Ultim Challenge: "Les hommes se révèlent" autour du monde, dit Thomas Coville
"A l’arrivée, il y aura six personnes changées". Le navigateur Thomas Coville est le seul des marins engagés sur l'Ultim Challenge qui compte déjà un tour du monde en solitaire sur un maxi-trimaran.
Avant le départ de la course dimanche à 13h30 à Brest, il est revenu auprès de l’AFP sur ses précédentes aventures autour du globe et sur les défis qui les attendent, lui et ses cinq concurrents (Charles Caudrelier, Armel Le Cléac'h, Tom Laperche, Anthony Marchand et Eric Péron).
QUESTION : Comment en arrive-t-on à faire un tour du monde à la voile ?
REPONSE : "C'est en voyant mon père, qui pouvait être quelqu'un d'assez austère, ému en écoutant à la radio le départ de la Whitbread en 1977 (course à la voile autour du monde en équipage et par étapes, NDLR). Je pense que lui aussi il a rêvé de faire le tour du monde et c'est un peu son imaginaire qui m'a emmené à réaliser toutes ces aventures."
Q: Vous avez désormais huit circumnavigations à votre actif, trois en solitaire dont un record, que retenez-vous de votre premier périple autour du monde ?
R : "J'ai embarqué avec Olivier de Kersauson en 1997 pour un trophée Jules Verne (tentative de record autour du monde en équipage, NDLR). Cela a été extrêmement initiatique. L'ambiance était tendue car il y avait une grosse pression pour réussir; c'était très difficile, mouvementé et éprouvant. Mais à l'arrivée je suis choqué et abasourdi par ce que je viens de vivre et je n'ai qu'une envie : y retourner."
- "Au bout de vingt jours en solitaire, on devient un animal" -
Q: Pourquoi ?
R: "Je pense que c'est un peu comme les himalayistes qui tombent nez à nez avec le sommet de d'une montagne. Ils reviennent différents. Je me suis dit: +Si je veux prétendre à être un bon marin un jour, c'est là qu'il faut aller.+ Les hommes se révèlent entre le cap de Bonne-Espérance et le cap Horn."
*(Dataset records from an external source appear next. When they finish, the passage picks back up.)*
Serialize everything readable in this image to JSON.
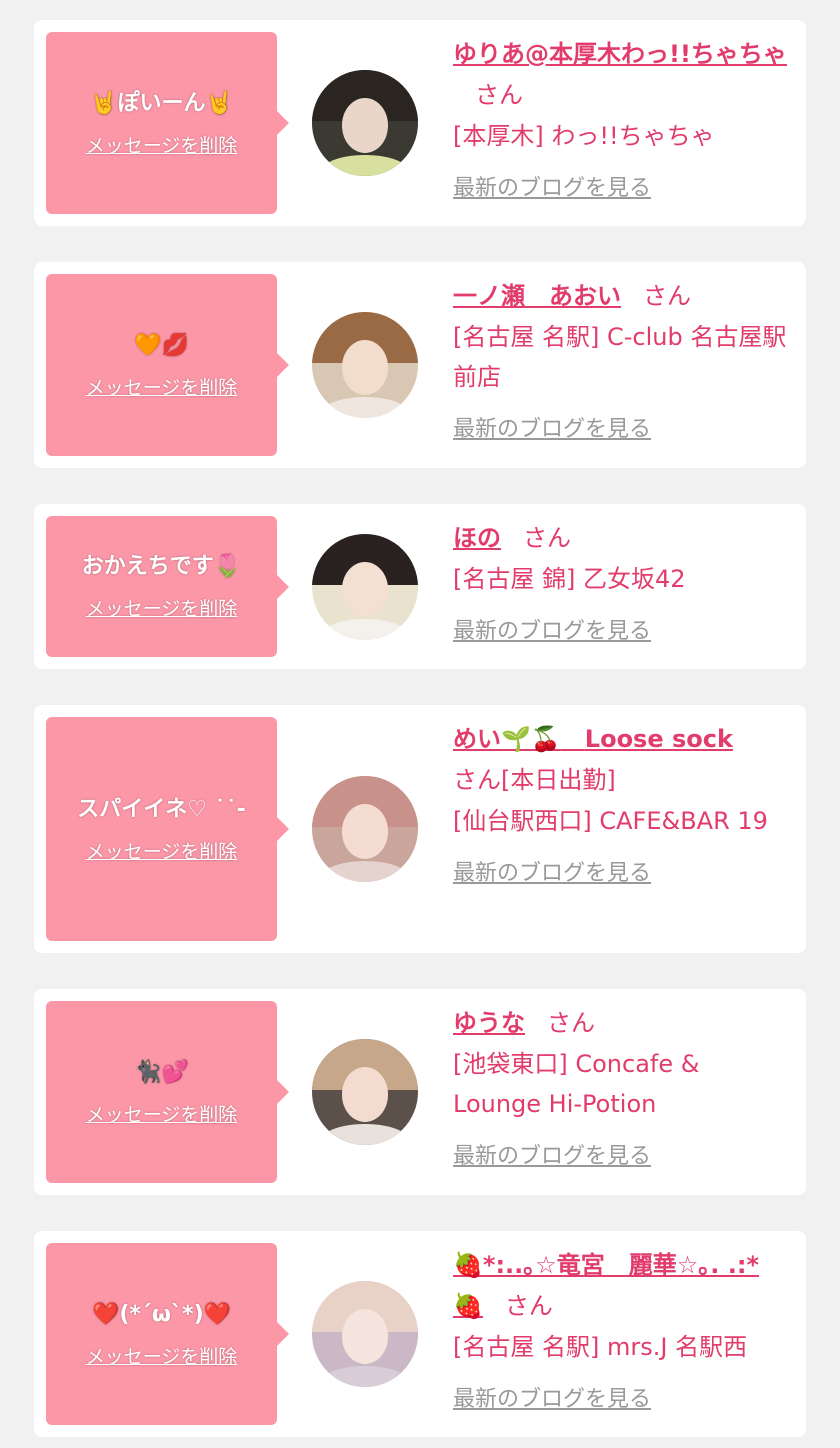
{
  "delete_label": "メッセージを削除",
  "blog_label": "最新のブログを見る",
  "san_label": "さん",
  "items": [
    {
      "message": "ぽいーん",
      "name": "ゆりあ@本厚木わっ!!ちゃちゃ",
      "shop": "[本厚木] わっ!!ちゃちゃ",
      "avatar_colors": {
        "bg": "#3a3a32",
        "hair": "#2b2522",
        "face": "#e9d6c8",
        "body": "#d8e0a0"
      }
    },
    {
      "message": "🧡💋",
      "name": "一ノ瀬　あおい",
      "shop": "[名古屋 名駅] C-club 名古屋駅前店",
      "avatar_colors": {
        "bg": "#d8c7b2",
        "hair": "#9a6a45",
        "face": "#f2dccb",
        "body": "#efe6df"
      }
    },
    {
      "message": "おかえちです",
      "name": "ほの",
      "shop": "[名古屋 錦] 乙女坂42",
      "avatar_colors": {
        "bg": "#e9e2cf",
        "hair": "#2a2220",
        "face": "#f3e0d3",
        "body": "#f4f1ec"
      }
    },
    {
      "message": "スパイイネ♡ ˙˙-",
      "name_main": "めい",
      "name_tail": "Loose sock",
      "name_suffix": "[本日出勤]",
      "shop": "[仙台駅西口] CAFE&BAR 19",
      "avatar_colors": {
        "bg": "#c9a59c",
        "hair": "#c8928a",
        "face": "#f4dcd2",
        "body": "#e5d3cf"
      }
    },
    {
      "message": "🐈‍⬛💕",
      "name": "ゆうな",
      "shop": "[池袋東口] Concafe & Lounge Hi-Potion",
      "avatar_colors": {
        "bg": "#5b514a",
        "hair": "#c7a78a",
        "face": "#f3dccf",
        "body": "#e9e2dc"
      }
    },
    {
      "message": "❤️(*´ω`*)❤️",
      "name_line1": "*:..｡☆竜宮　麗華☆｡. .:*",
      "shop": "[名古屋 名駅] mrs.J 名駅西",
      "avatar_colors": {
        "bg": "#cbb8c6",
        "hair": "#e8d2c8",
        "face": "#f5e4de",
        "body": "#d8cdd6"
      }
    }
  ]
}
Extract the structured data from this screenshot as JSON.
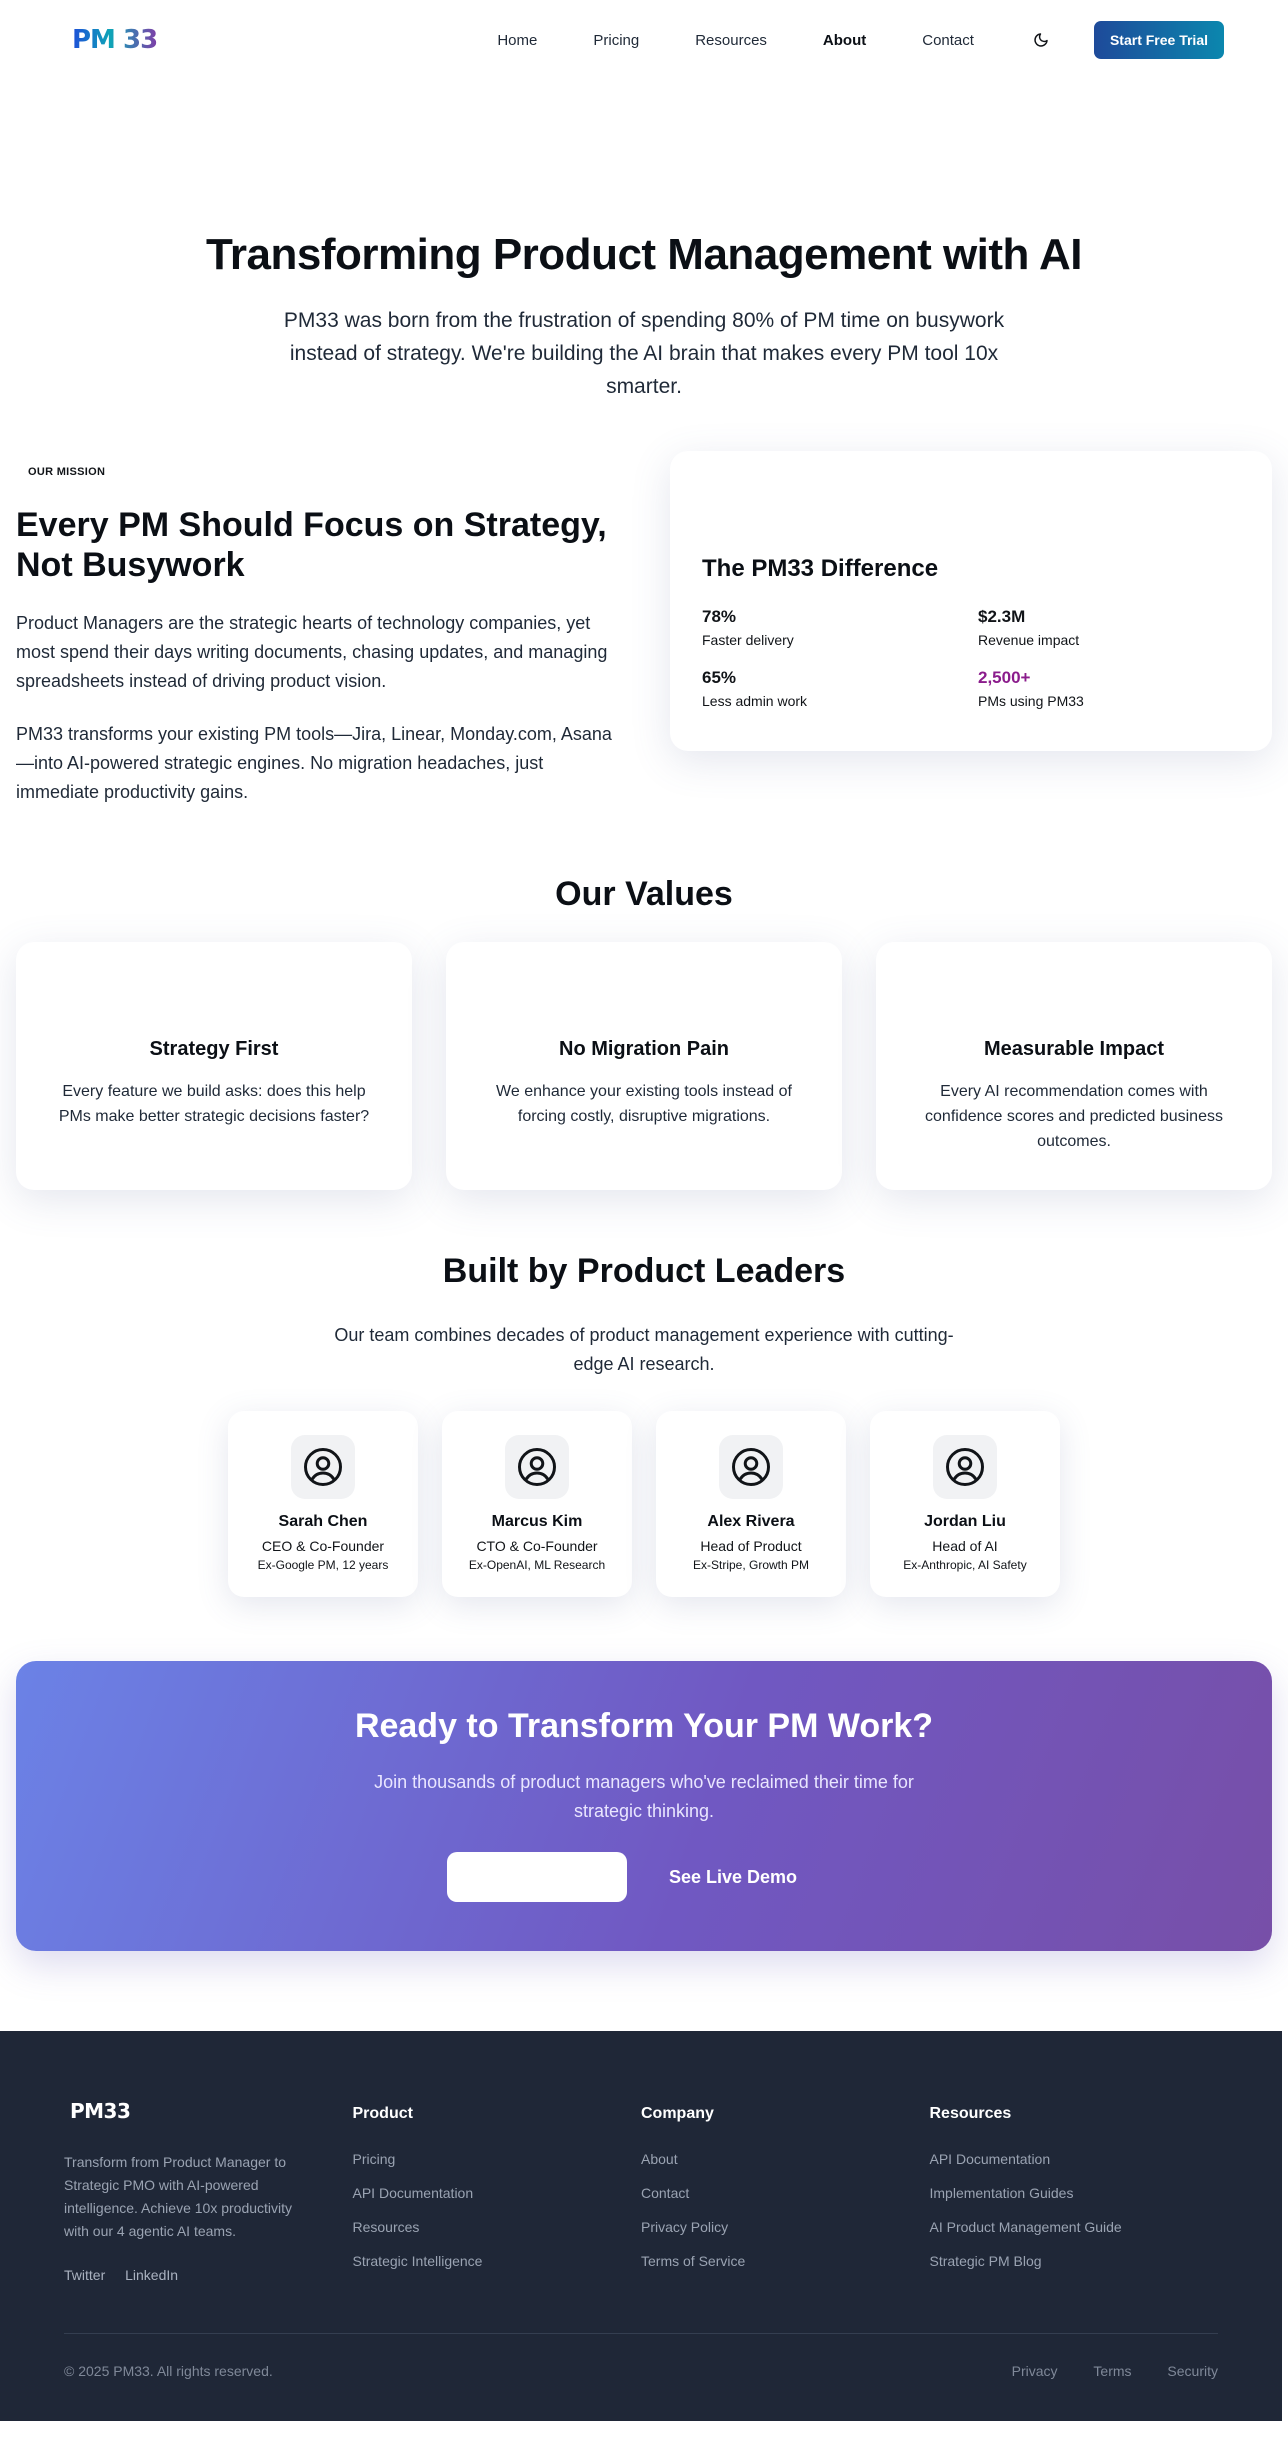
{
  "header": {
    "logo": "PM 33",
    "nav": [
      "Home",
      "Pricing",
      "Resources",
      "About",
      "Contact"
    ],
    "active_nav": "About",
    "theme_icon": "moon-icon",
    "cta_label": "Start Free Trial"
  },
  "hero": {
    "title": "Transforming Product Management with AI",
    "subtitle": "PM33 was born from the frustration of spending 80% of PM time on busywork instead of strategy. We're building the AI brain that makes every PM tool 10x smarter."
  },
  "mission": {
    "eyebrow": "OUR MISSION",
    "heading": "Every PM Should Focus on Strategy, Not Busywork",
    "paragraphs": [
      "Product Managers are the strategic hearts of technology companies, yet most spend their days writing documents, chasing updates, and managing spreadsheets instead of driving product vision.",
      "PM33 transforms your existing PM tools—Jira, Linear, Monday.com, Asana—into AI-powered strategic engines. No migration headaches, just immediate productivity gains."
    ],
    "card": {
      "title": "The PM33 Difference",
      "stats": [
        {
          "value": "78%",
          "label": "Faster delivery"
        },
        {
          "value": "$2.3M",
          "label": "Revenue impact"
        },
        {
          "value": "65%",
          "label": "Less admin work"
        },
        {
          "value": "2,500+",
          "label": "PMs using PM33"
        }
      ]
    }
  },
  "values": {
    "title": "Our Values",
    "items": [
      {
        "title": "Strategy First",
        "text": "Every feature we build asks: does this help PMs make better strategic decisions faster?"
      },
      {
        "title": "No Migration Pain",
        "text": "We enhance your existing tools instead of forcing costly, disruptive migrations."
      },
      {
        "title": "Measurable Impact",
        "text": "Every AI recommendation comes with confidence scores and predicted business outcomes."
      }
    ]
  },
  "team": {
    "title": "Built by Product Leaders",
    "subtitle": "Our team combines decades of product management experience with cutting-edge AI research.",
    "members": [
      {
        "name": "Sarah Chen",
        "role": "CEO & Co-Founder",
        "bio": "Ex-Google PM, 12 years"
      },
      {
        "name": "Marcus Kim",
        "role": "CTO & Co-Founder",
        "bio": "Ex-OpenAI, ML Research"
      },
      {
        "name": "Alex Rivera",
        "role": "Head of Product",
        "bio": "Ex-Stripe, Growth PM"
      },
      {
        "name": "Jordan Liu",
        "role": "Head of AI",
        "bio": "Ex-Anthropic, AI Safety"
      }
    ]
  },
  "cta": {
    "title": "Ready to Transform Your PM Work?",
    "subtitle": "Join thousands of product managers who've reclaimed their time for strategic thinking.",
    "primary_label": "",
    "secondary_label": "See Live Demo"
  },
  "footer": {
    "logo": "PM33",
    "description": "Transform from Product Manager to Strategic PMO with AI-powered intelligence. Achieve 10x productivity with our 4 agentic AI teams.",
    "social": [
      "Twitter",
      "LinkedIn"
    ],
    "columns": [
      {
        "heading": "Product",
        "links": [
          "Pricing",
          "API Documentation",
          "Resources",
          "Strategic Intelligence"
        ]
      },
      {
        "heading": "Company",
        "links": [
          "About",
          "Contact",
          "Privacy Policy",
          "Terms of Service"
        ]
      },
      {
        "heading": "Resources",
        "links": [
          "API Documentation",
          "Implementation Guides",
          "AI Product Management Guide",
          "Strategic PM Blog"
        ]
      }
    ],
    "copyright": "© 2025 PM33. All rights reserved.",
    "legal": [
      "Privacy",
      "Terms",
      "Security"
    ]
  },
  "colors": {
    "brand_gradient_start": "#1e4a9a",
    "brand_gradient_end": "#0b87ae",
    "accent_stat": "#8b1c8c",
    "banner_start": "#6b82e6",
    "banner_end": "#774fa8",
    "footer_bg": "#1f2737"
  }
}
Q: Au-delà de cette approche philosophique, il y a aussi le défi physique ?
R: "Cela fait partie des choses qui m'attirent car, avant de gagner un tour du monde, il faut le finir. C'est presque une bagarre contre soi-même. La fatigue, la gestion d'un engin complexe. Au bout de vingt jours en solitaire, il y a toujours la même sensation, on devient un animal, en symbiose avec le voilier. Je ne ressens pas ça sur les autres courses car elles durent moins longtemps."
- "On sera les seuls à savoir ce que les autres ont traversé" -
Q: Pour la première fois, des maxi-trimarans vont faire le tour du globe ensemble lors d'une course, cela change votre approche ?
R: "Il n'y a aucun imposteur parmi les marins qui partent. Ce sont tous des mecs brillants. On va partager quelque chose ensemble d'absolument unique. A l'arrivée, il y aura six personnes changées et on sera les seuls à savoir ce que les autres ont traversé. Mais pour moi, la course va commencer au cap Horn, avant c'est impossible d'être dans le comptable et la stratégie, ce sera du dosage et de la gestion."
Q: Quelles sont les étapes marquantes d'un tel périple ?
R: "Il y a toujours les deux nuits avant le départ, où si tu affirmes avoir bien dormi c'est que tu es un bon menteur. Et puis l'arrachement au coup de canon avant plusieurs jours de tension: on a toujours peur de l'erreur de montage sur le bateau. Ensuite c'est plus jouissif, car on s'approprie petit à petit la machine et les éléments."
Q: Ce tour du monde doit durer un peu plus d'une quarantaine de jours, il y a encore du temps pour se sentir seul, s'ennuyer et contempler ?
R: "Non, pour la solitude et l'ennui. Dès que tu as un moment de répit, c'est que tu peux faire quelque chose: dormir, manger ou réparer. C'est une épreuve assez bestiale au final. La contemplation, parfois mais ce n'est pas vraiment des moments cartes postales comme on peut se l'imaginer avec un beau coucher de soleil... C'est plutôt de se satisfaire quelques minutes d'un bon réglage de voile ou d'une longue session de vol au dessus de l'eau. Des instants plus fugaces, mais dont tu te souviens toute une vie."